MONTREAL—After two months on vacation, the Parti Quebecois seem to have gotten a tad rusty in the National Assembly.

There was some embarrassment on Tuesday for the Marois government when one of the PQ’s house leaders accidentally approved a motion critical of cuts made to university funding by his own government.

The opposition motion was tabled by the two higher education critics in the National Assembly just after question period on Tuesday.

While only symbolic, the motion called on the government to “renounce budget cuts imposed on universities […] which will only translate into larger budget deficits for universities.”
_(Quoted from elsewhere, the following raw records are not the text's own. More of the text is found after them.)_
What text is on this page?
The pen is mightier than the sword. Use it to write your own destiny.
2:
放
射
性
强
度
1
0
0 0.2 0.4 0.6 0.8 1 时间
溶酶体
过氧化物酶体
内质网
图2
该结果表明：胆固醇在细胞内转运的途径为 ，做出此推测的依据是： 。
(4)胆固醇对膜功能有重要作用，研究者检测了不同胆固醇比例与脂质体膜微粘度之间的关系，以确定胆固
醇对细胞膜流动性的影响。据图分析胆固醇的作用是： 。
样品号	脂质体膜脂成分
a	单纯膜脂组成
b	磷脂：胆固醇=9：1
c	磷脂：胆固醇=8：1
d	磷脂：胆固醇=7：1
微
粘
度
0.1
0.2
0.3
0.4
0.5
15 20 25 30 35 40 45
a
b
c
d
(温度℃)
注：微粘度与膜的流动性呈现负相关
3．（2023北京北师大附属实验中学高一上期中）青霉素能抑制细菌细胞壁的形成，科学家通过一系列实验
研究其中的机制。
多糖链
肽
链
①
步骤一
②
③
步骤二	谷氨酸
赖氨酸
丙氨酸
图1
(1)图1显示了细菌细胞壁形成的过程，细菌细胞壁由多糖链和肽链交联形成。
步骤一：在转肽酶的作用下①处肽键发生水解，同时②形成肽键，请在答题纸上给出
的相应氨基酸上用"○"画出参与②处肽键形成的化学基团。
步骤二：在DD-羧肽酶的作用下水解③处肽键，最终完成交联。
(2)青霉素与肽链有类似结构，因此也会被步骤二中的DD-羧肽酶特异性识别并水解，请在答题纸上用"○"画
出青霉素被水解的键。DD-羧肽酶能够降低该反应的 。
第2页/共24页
The university cuts were announced on Dec. 4 when Higher Education Minister Pierre Duchesne summoned Quebec’s university leaders to the capital. Demanding $124-million in cuts by April, the directive caught the province’s rectors and principals off-guard, many of whom were still reeling from a tuition increase cancelled only months earlier.

Due to the cuts, university leaders have warned of deficits and cuts to student services. At Concordia University, a slim budget surplus was transformed into one of the university’s largest ever deficits due to the 11th hour cuts.
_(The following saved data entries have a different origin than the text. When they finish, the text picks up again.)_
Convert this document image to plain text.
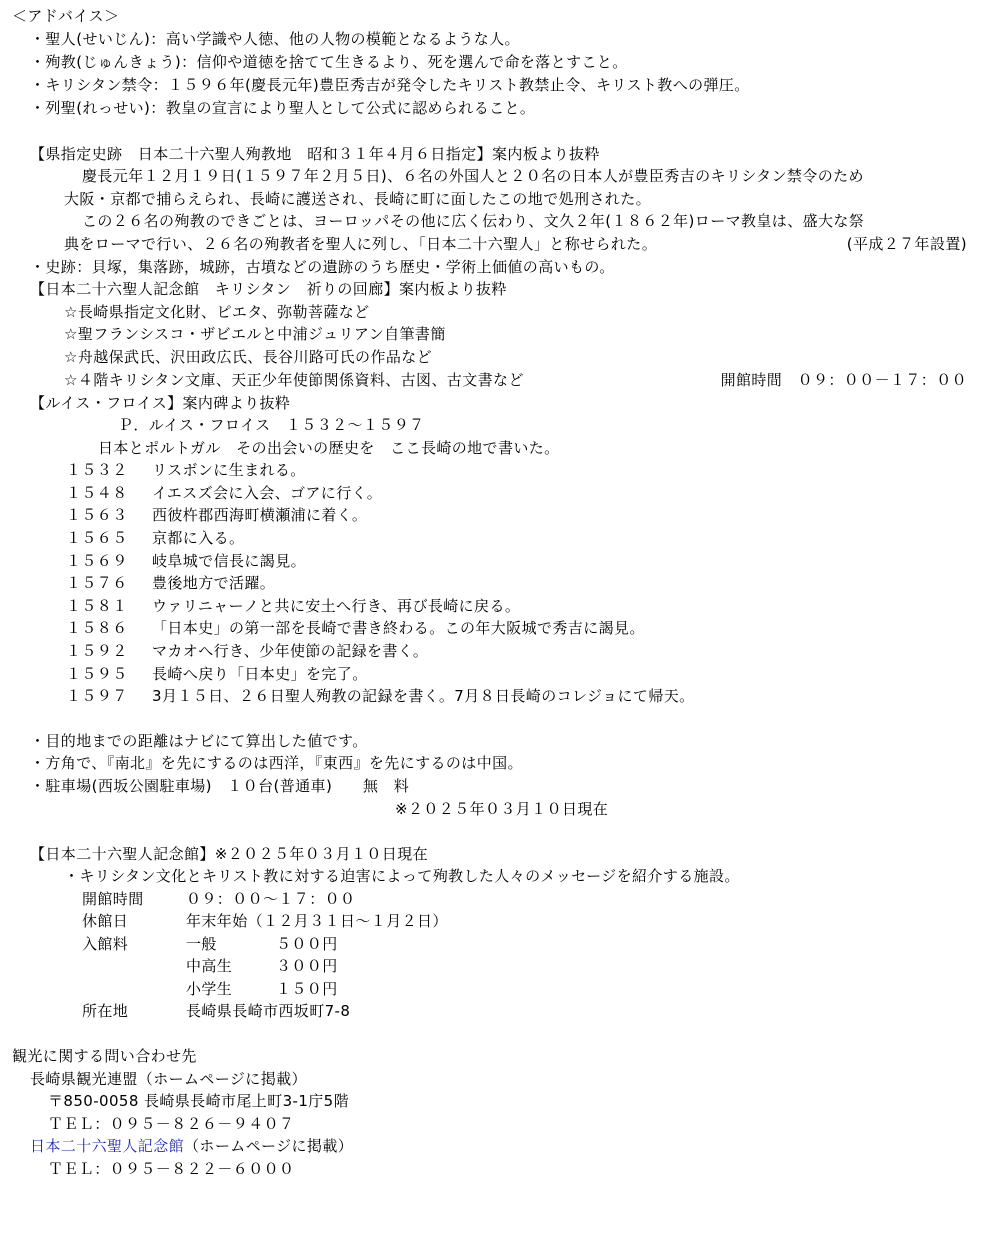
＜アドバイス＞
・聖人(せいじん)：高い学識や人徳、他の人物の模範となるような人。
・殉教(じゅんきょう)：信仰や道徳を捨てて生きるより、死を選んで命を落とすこと。
・キリシタン禁令：１５９６年(慶長元年)豊臣秀吉が発令したキリスト教禁止令、キリスト教への弾圧。
・列聖(れっせい)：教皇の宣言により聖人として公式に認められること。
【県指定史跡　日本二十六聖人殉教地　昭和３１年４月６日指定】案内板より抜粋
慶長元年１２月１９日(１５９７年２月５日)、６名の外国人と２０名の日本人が豊臣秀吉のキリシタン禁令のため
大阪・京都で捕らえられ、長崎に護送され、長崎に町に面したこの地で処刑された。
この２６名の殉教のできごとは、ヨーロッパその他に広く伝わり、文久２年(１８６２年)ローマ教皇は、盛大な祭
典をローマで行い、２６名の殉教者を聖人に列し、「日本二十六聖人」と称せられた。	(平成２７年設置)
・史跡：貝塚，集落跡，城跡，古墳などの遺跡のうち歴史・学術上価値の高いもの。
【日本二十六聖人記念館　キリシタン　祈りの回廊】案内板より抜粋
☆長崎県指定文化財、ピエタ、弥勒菩薩など
☆聖フランシスコ・ザビエルと中浦ジュリアン自筆書簡
☆舟越保武氏、沢田政広氏、長谷川路可氏の作品など
☆４階キリシタン文庫、天正少年使節関係資料、古図、古文書など	開館時間　０９：００－１７：００
【ルイス・フロイス】案内碑より抜粋
Ｐ．ルイス・フロイス　１５３２～１５９７
日本とポルトガル　その出会いの歴史を　ここ長崎の地で書いた。
１５３２ リスボンに生まれる。
１５４８ イエスズ会に入会、ゴアに行く。
１５６３ 西彼杵郡西海町横瀬浦に着く。
１５６５ 京都に入る。
１５６９ 岐阜城で信長に謁見。
１５７６ 豊後地方で活躍。
１５８１ ウァリニャーノと共に安土へ行き、再び長崎に戻る。
１５８６ 「日本史」の第一部を長崎で書き終わる。この年大阪城で秀吉に謁見。
１５９２ マカオへ行き、少年使節の記録を書く。
１５９５ 長崎へ戻り「日本史」を完了。
１５９７ 3月１５日、２６日聖人殉教の記録を書く。7月８日長崎のコレジョにて帰天。
・目的地までの距離はナビにて算出した値です。
・方角で、『南北』を先にするのは西洋，『東西』を先にするのは中国。
・駐車場(西坂公園駐車場)　１０台(普通車)　　無　料
※２０２５年０３月１０日現在
【日本二十六聖人記念館】※２０２５年０３月１０日現在
・キリシタン文化とキリスト教に対する迫害によって殉教した人々のメッセージを紹介する施設。
開館時間	０９：００～１７：００
休館日	年末年始（１２月３１日～１月２日）
入館料	一般	５００円
中高生	３００円
小学生	１５０円
所在地	長崎県長崎市西坂町7-8
観光に関する問い合わせ先
長崎県観光連盟（ホームページに掲載）
〒850-0058 長崎県長崎市尾上町3-1庁5階
ＴＥＬ：０９５－８２６－９４０７
日本二十六聖人記念館（ホームページに掲載）
ＴＥＬ：０９５－８２２－６０００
Fearing ballooning deficits and reduced student services, the Liberals and Coalition Avenir Quebec rallied together to criticize Duchesne’s decision with Tuesday’s motion. When the CAQ’s Stéphane Le Bouyonnec and Liberal Gerry Sklavounos tabled the motion, the PQ’s distracted house leader approved it.

When deputy house leader Mathieu Traversy tried to reverse his earlier vote, cast for his entire party in favour of the motion, the minority government was unable to find any support amongst the opposition to erase its error.

Despite the embarrassment, university bean counters will still need to find $124-million to cut.